小学校に上がってからはやはり、腕と脚に包帯を巻いている姿は周りの同級生たちから好奇の目で見られる事が多く、つらかった記憶があります。
中学・高校時代になるとこれまで特にスポーツをする事もなかった私が、部活でバスケやテニスなどをするようになりました。アトピーの症状も少しずつ落ち着いてきました。腕の関節部分のアトピーはなくなり、夏の時期だけ思い出したかのように膝の裏に少しだけ出るような状態でした。

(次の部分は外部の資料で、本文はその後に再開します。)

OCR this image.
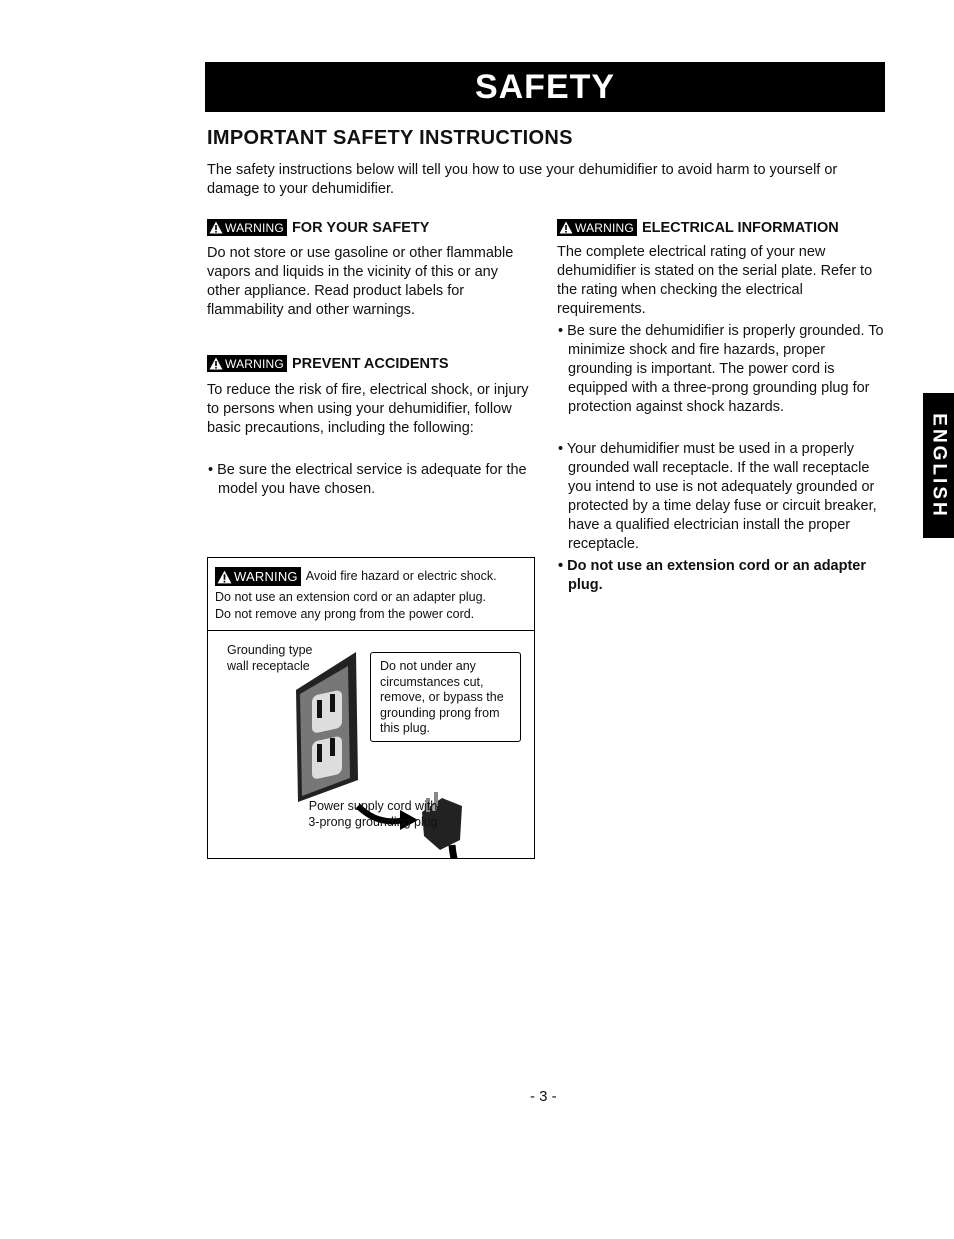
SAFETY
IMPORTANT SAFETY INSTRUCTIONS
The safety instructions below will tell you how to use your dehumidifier to avoid harm to yourself or damage to your dehumidifier.
WARNING FOR YOUR SAFETY
Do not store or use gasoline or other flammable vapors and liquids in the vicinity of this or any other appliance. Read product labels for flammability and other warnings.
WARNING PREVENT ACCIDENTS
To reduce the risk of fire, electrical shock, or injury to persons when using your dehumidifier, follow basic precautions, including the following:
• Be sure the electrical service is adequate for the model you have chosen.
WARNING Avoid fire hazard or electric shock.
Do not use an extension cord or an adapter plug.
Do not remove any prong from the power cord.
Grounding type wall receptacle
Power supply cord with 3-prong grounding plug
Do not under any circumstances cut, remove, or bypass the grounding prong from this plug.
WARNING ELECTRICAL INFORMATION
The complete electrical rating of your new dehumidifier is stated on the serial plate. Refer to the rating when checking the electrical requirements.
• Be sure the dehumidifier is properly grounded. To minimize shock and fire hazards, proper grounding is important. The power cord is equipped with a three-prong grounding plug for protection against shock hazards.
• Your dehumidifier must be used in a properly grounded wall receptacle. If the wall receptacle you intend to use is not adequately grounded or protected by a time delay fuse or circuit breaker, have a qualified electrician install the proper receptacle.
• Do not use an extension cord or an adapter plug.
ENGLISH
- 3 -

大学生になり、地元を出て一人暮らしをするようになってからは実家にいたときよりも食事の量が減るなど、食生活が大きく変わりました。その頃からアトピーの症状はほとんどなくなり、二十歳になる頃には完全に治りました。今では夏になってもアトピーが出る事もなくなったし、腕と脚もアトピーにかかったことがあるとは分からないくらいまでに回復しました。
一方、アトピー持ちの弟はまだ治らないどころか、かなりの重症になってしまいました。今も治療中ではありますが、一向に回復の兆しが見えてきません。
同じ兄弟で同じアトピーだったのに、私と弟とで何が違ったのでしょうか。弟は私以上に運動が苦手でいっさい運動はしないし、実家で相変わらずたくさん食べているし、やはり適度な運動と食生活の変化がアトピーの完治につながる要因だったのかなと思います。
適度な運動と食生活。健康維持のためにも、アトピーの治療のためにも大切なことですね。